Il y a cinq ans, le chef des libéraux allemands Guido Westerwelle faisait son «coming-out» lors d'une banquet pour les 50 ans d'Angela Merkel. Il est aujourd'hui en passe de devenir le premier chef de la diplomatie européen ouvertement gay.

Le parti libéral FDP sera l'allié des conservateurs au sein du prochain gouvernement Merkel, aussi Guido Westerwelle devrait-il en devenir le numéro deux et récupérer, selon la tradition, les Affaires étrangères. Le fait que des politiciens soient homosexuels est courant en Europe. Mais selon des analystes, l'orientation sexuelle de M. Westerwelle pourrait constituer un handicap dans des régions comme le Moyen-Orient et l'Asie, où l'homosexualité est vue d'un très mauvais oeil.

«Si un ministre des Affaires étrangères d'un État important refuse de le rencontrer, ce sera évidemment un problème», dit Eberhard Sandschneider, directeur de la Société allemande de politique étrangère (DGAP). Toutefois «au bout du compte, il s'agit simplement de décider ce que sont les intérêts nationaux. Le reste n'est que distractions, dont on se dispensera».

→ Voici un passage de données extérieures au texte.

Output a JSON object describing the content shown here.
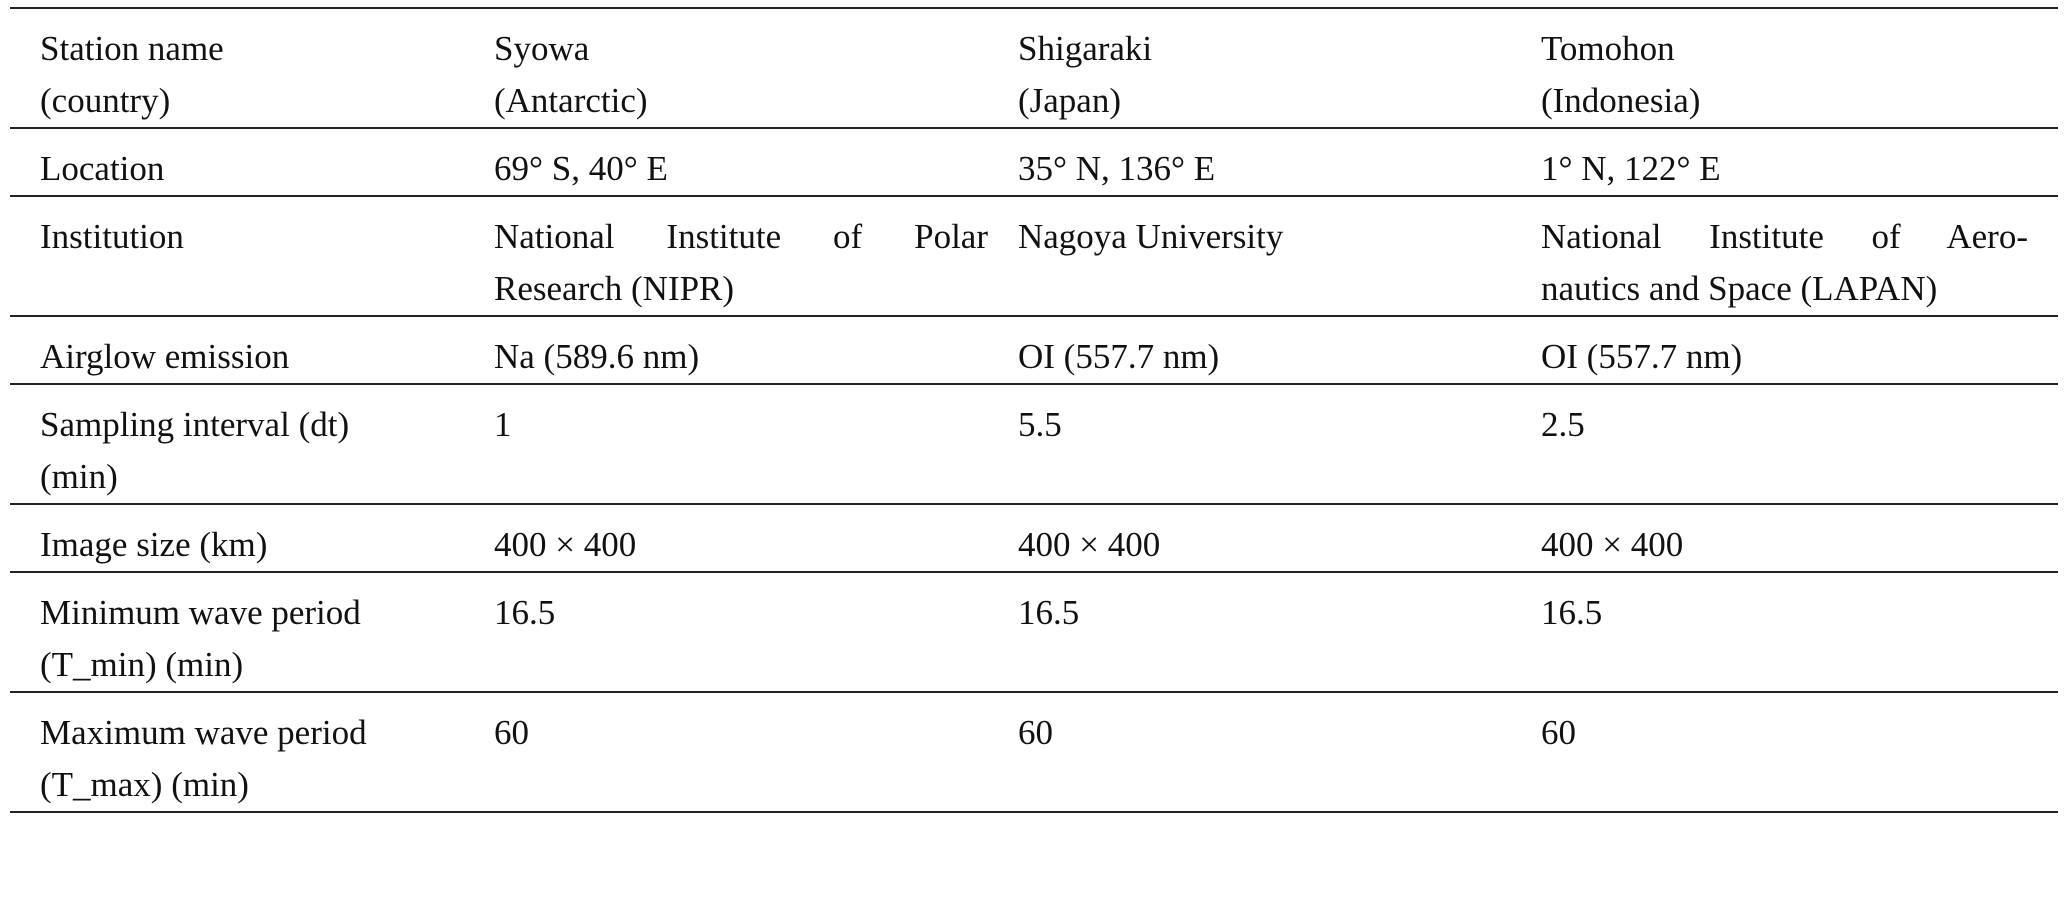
{
  "table": {
    "header": [
      [
        "Station name",
        "(country)"
      ],
      [
        "Syowa",
        "(Antarctic)"
      ],
      [
        "Shigaraki",
        "(Japan)"
      ],
      [
        "Tomohon",
        "(Indonesia)"
      ]
    ],
    "rows": [
      [
        [
          "Location"
        ],
        [
          "69° S, 40° E"
        ],
        [
          "35° N, 136° E"
        ],
        [
          "1° N, 122° E"
        ]
      ],
      [
        [
          "Institution"
        ],
        [
          "National Institute of Polar",
          "Research (NIPR)"
        ],
        [
          "Nagoya University"
        ],
        [
          "National Institute of Aero-",
          "nautics and Space (LAPAN)"
        ]
      ],
      [
        [
          "Airglow emission"
        ],
        [
          "Na (589.6 nm)"
        ],
        [
          "OI (557.7 nm)"
        ],
        [
          "OI (557.7 nm)"
        ]
      ],
      [
        [
          "Sampling interval (dt)",
          "(min)"
        ],
        [
          "1"
        ],
        [
          "5.5"
        ],
        [
          "2.5"
        ]
      ],
      [
        [
          "Image size (km)"
        ],
        [
          "400 × 400"
        ],
        [
          "400 × 400"
        ],
        [
          "400 × 400"
        ]
      ],
      [
        [
          "Minimum wave period",
          "(T_min) (min)"
        ],
        [
          "16.5"
        ],
        [
          "16.5"
        ],
        [
          "16.5"
        ]
      ],
      [
        [
          "Maximum wave period",
          "(T_max) (min)"
        ],
        [
          "60"
        ],
        [
          "60"
        ],
        [
          "60"
        ]
      ]
    ]
  }
}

La presse de certains pays comme l'Arabie saoudite, Singapour ou la Russie pourrait dans un contexte tendu exploiter l'homosexualité de M. Westerwelle comme un exemple de la «décadence occidentale», croit Volker Perthes, directeur de l'Institut allemand pour la politique internationale et la sécurité (SWP).

Mais «si un pays a intérêt à des relations diplomatiques avec l'Allemagne, il surmontera rapidement cela», dit-il.

Dans une interview à l'AFP il y a quelques mois, Guido Westerwelle, avocat de 47 ans, récusait les inquiétudes: «Je suis convaincu qu'aujourd'hui, la vie privée n'est plus un obstacle. Le fait qu'Angela Merkel soit devenue la première femme chancelière allemande a peut-être posé un problème à certains pays. Elle ne porte évidemment pas le voile quand elle foule le tapis rouge dans certains pays arabes».

«La secrétaire d'État américaine (Hillary Clinton) a aussi des entretiens dans des pays où les femmes sont systématiquement opprimées», ajoutait M. Westerwelle. «Ce sont nous, Allemands, qui décidons qui choisir pour représenter notre gouvernement, à l'aune de nos critères politiques et moraux».

Le quotidien de Cologne Stadt-Anzeiger s'inquiètait qu'en Afghanistan, Arabie saoudite, Mauritanie ou encore en Iran, la charia prévoit la peine de mort pour les homosexuels, et que d'autres pays au Moyen-Orient, en Asie ou en Afrique, envoient les homosexuels en prison.

«C'est comme ça, les révolutions», commentait le quotidien berlinois Tagesspiegel mercredi: «l'Allemagne va continuer à être gouvernée par une femme et, maintenant, aussi par un homosexuel déclaré».

Westerwelle avait fait son «coming-out» en 2004, en venant à la fête d'anniversaire de Mme Merkel avec son compagnon Michael Mronz, un homme d'affaires de 42 ans.

«Son homme le rend fort», titrait au lendemain des législatives de dimanche le quotidien populaire Bild avec une grande photo du «couple numéro un» de l'Allemagne politique enlacé à la Une.

Le Tageszeitung (gauche) a listé au rang des bons points du nouveau gouvernement l'homosexualité du futur numéro 2, mais en se demandant s'il sera «le bienvenu avec son conjoint à des réceptions d'État en Arabie saoudite ou en Syrie».

Les groupes de défense des gays et lesbiennes comptent sur Westerwelle pour faire jouer son influence dans les pays qui les persécutent. L'an dernier, M. Westerwelle avait évoqué de possibles coupes dans l'aide au développement à des pays homophobes.